The new system was commissioned by the U.S. Navy.

Vexcel Corporation, a global market leader in precision urban mapping products and services, has been commissioned by the US Navy to design a system to provide fully automated extraction of 3D urban models from data collected by commercial satellites and other imaging devices. The models will highlight precise placement of cultural features such as buildings, streets, and terrain characteristics, and will collectively provide a database that the Navy can use for mission planning and training. Automating manual processes currently used to generate such models, will reduce the associated production time from several weeks or months to days or even just a few hours, depending on the detail of the image. Vexcel was chosen based on its significant experience in 3D models and cultural feature databases, its existing extraction technology, as well as its proven track record in system design and implementation of multi-million dollar government projects.

With the successful completion of the system design and possible ensuing prototype, Vexcel anticipates that the Navy and other branches of the Department of Defense will seek to leverage the new technology to expand detailed map coverage of strategically important international venues as well domestic urban environments to support Homeland Security efforts.
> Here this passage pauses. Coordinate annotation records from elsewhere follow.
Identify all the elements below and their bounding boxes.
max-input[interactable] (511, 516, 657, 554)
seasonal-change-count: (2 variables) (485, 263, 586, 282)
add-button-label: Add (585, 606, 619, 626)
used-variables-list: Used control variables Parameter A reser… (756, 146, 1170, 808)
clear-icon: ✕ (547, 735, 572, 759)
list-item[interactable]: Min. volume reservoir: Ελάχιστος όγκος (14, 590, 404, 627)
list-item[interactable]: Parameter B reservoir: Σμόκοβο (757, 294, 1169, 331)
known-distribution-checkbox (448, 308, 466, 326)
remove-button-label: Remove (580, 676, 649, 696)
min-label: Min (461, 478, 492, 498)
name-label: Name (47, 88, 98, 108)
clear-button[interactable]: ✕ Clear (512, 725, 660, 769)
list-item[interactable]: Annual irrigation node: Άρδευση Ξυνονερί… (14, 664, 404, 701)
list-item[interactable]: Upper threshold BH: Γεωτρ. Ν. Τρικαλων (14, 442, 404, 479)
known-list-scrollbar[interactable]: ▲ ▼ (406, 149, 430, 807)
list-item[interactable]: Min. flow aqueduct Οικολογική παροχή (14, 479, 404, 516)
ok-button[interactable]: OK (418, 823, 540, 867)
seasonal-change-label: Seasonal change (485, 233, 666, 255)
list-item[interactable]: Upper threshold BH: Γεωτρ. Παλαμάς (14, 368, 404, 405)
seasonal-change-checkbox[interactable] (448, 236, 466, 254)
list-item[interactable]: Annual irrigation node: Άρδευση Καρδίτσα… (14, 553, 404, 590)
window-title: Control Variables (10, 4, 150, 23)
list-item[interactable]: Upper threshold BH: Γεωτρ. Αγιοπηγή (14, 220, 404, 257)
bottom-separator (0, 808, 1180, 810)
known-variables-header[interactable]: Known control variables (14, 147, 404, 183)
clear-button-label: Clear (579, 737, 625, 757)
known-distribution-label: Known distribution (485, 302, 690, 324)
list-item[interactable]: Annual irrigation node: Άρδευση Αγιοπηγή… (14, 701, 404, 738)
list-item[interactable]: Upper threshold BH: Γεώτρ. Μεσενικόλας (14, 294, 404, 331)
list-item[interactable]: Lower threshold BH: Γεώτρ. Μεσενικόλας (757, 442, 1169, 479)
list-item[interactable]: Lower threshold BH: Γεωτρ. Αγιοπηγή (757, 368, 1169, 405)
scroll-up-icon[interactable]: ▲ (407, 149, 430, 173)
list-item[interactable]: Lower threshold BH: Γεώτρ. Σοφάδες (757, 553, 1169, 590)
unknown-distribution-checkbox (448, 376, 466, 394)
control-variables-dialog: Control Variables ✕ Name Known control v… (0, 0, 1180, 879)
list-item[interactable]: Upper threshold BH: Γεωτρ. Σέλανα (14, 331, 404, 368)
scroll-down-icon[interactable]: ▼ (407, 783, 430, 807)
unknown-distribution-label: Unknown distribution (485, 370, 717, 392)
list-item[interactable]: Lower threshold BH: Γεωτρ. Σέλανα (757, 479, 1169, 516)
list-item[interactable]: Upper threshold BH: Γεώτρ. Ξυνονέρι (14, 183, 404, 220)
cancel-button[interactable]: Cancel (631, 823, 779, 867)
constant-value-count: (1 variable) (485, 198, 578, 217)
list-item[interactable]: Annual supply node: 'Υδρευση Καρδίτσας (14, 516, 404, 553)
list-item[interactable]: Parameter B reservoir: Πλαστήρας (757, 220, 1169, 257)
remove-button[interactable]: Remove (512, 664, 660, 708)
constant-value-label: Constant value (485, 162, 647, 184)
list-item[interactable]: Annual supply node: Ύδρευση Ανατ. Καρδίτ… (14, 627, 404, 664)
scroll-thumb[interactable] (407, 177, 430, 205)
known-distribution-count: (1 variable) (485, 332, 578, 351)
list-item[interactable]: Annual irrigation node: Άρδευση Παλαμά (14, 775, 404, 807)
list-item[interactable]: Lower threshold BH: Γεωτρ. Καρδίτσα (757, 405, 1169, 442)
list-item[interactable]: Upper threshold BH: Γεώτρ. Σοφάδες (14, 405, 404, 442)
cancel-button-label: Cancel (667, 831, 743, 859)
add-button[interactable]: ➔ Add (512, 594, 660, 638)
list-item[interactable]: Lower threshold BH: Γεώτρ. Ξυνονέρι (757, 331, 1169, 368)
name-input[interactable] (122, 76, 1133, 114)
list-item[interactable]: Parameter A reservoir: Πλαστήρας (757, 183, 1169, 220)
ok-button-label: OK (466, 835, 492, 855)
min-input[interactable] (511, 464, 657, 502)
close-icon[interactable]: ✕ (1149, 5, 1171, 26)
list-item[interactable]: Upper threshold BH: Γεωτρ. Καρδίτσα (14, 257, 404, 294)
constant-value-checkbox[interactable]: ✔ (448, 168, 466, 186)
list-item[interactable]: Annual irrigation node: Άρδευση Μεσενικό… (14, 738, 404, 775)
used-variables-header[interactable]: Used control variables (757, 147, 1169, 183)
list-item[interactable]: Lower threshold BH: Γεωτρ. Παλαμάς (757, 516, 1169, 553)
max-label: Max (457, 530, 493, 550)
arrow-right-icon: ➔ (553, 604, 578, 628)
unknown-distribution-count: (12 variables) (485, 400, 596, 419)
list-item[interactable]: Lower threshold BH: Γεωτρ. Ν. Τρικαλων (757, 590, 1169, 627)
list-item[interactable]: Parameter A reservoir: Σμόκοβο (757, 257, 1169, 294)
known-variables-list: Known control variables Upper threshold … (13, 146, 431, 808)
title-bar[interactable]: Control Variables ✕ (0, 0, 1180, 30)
In addition, the proposed system also has extraordinary commercial potential, according to Wolfgang Walcher, director of Vexcel's Mapping and GIS division. "Currently, prices of cultural feature databases are driven by the cost of labor, since the manual extraction process is extremely labor intensive, or by very expensive input data" notes Walcher. "Automating the process will significantly reduce the time, and hence the cost, of creating detailed and textured feature databases, making them available to a variety of potential commercial markets that could include urban and environmental planning, wireless planning, security applications, and commercial flight and drive simulation, to name but a few."

Though the heart of such a system is obviously reliable automated feature detection and extraction-a core competency for Vexcel-a key requirement for the system is the inclusion of built-in quality assessment tools to monitor the extraction process and analyze the results for reliability.
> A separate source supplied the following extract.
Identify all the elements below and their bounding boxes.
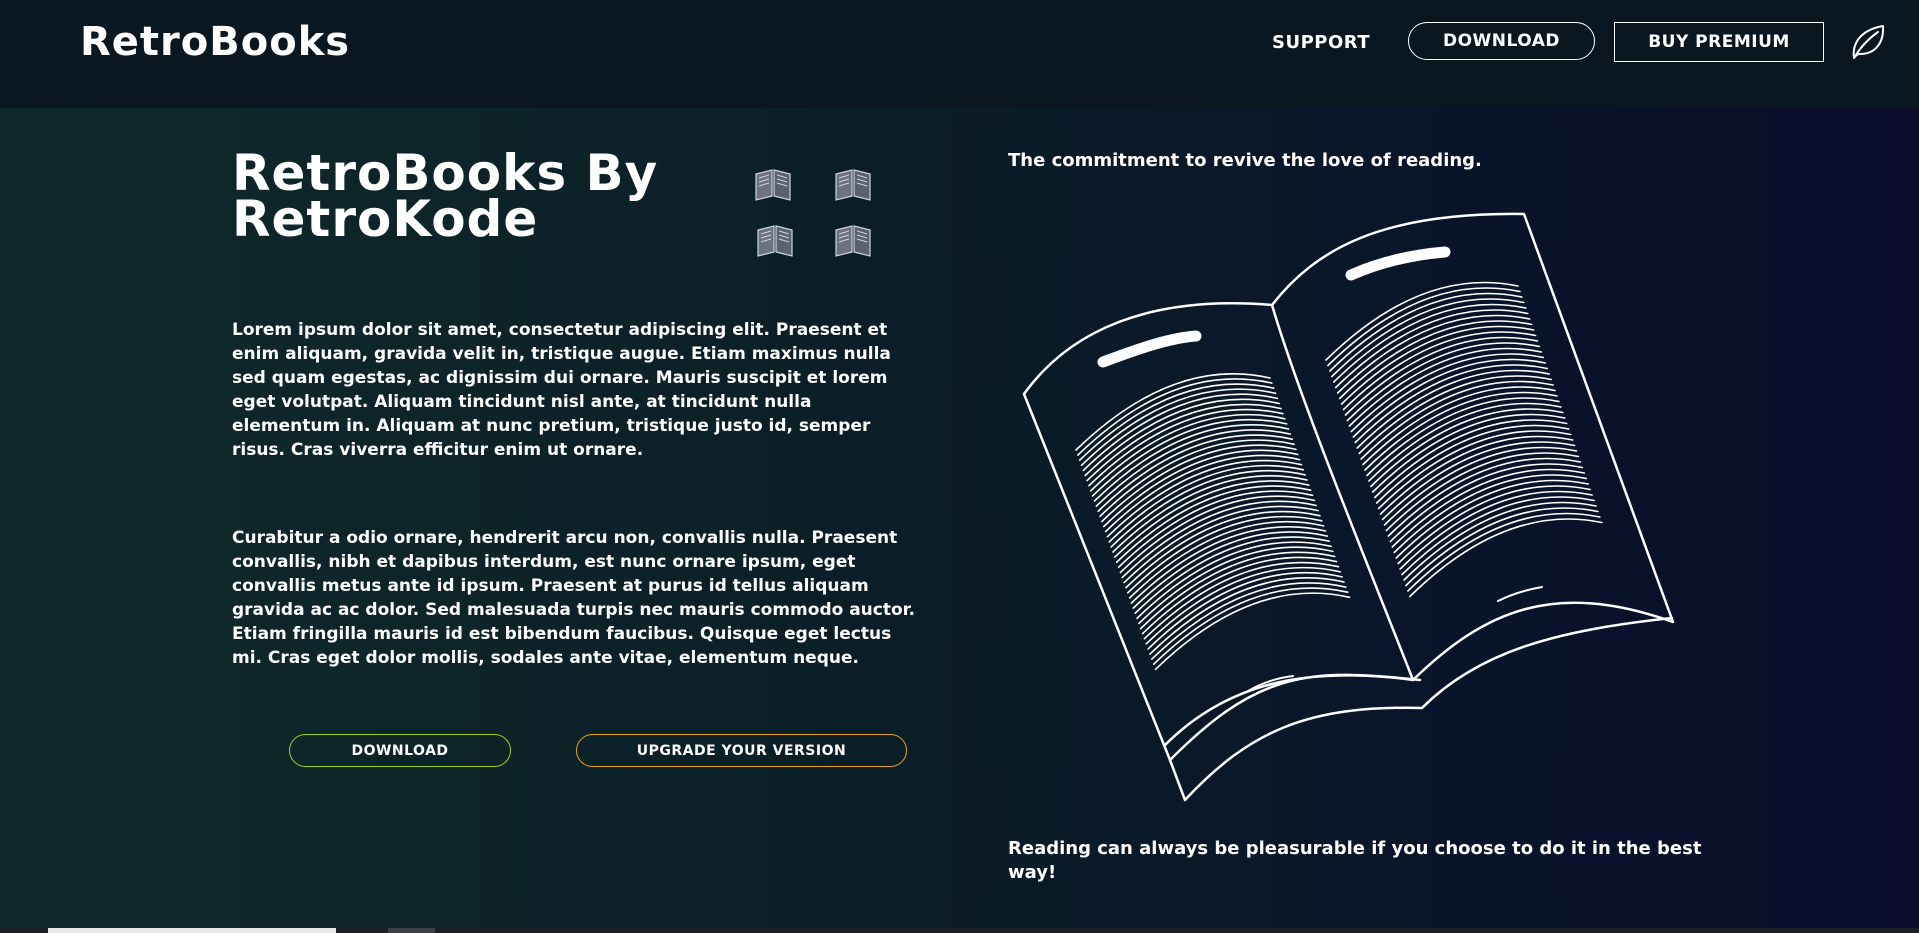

"The quality assessment tools will be the critical component to ensure an automated system with accurate and reliable results," said Walcher. "To truly and fully automate the process means little or no operator intervention when the system detects a feature that it considers suspect. This task is the real challenge of this project and will require the largest research effort."

Vexcel anticipates a six to eight-month design phase for the system, prior to a three-month "proof-of-concept" phase. Implementation and delivery of the system may require up to an additional two years.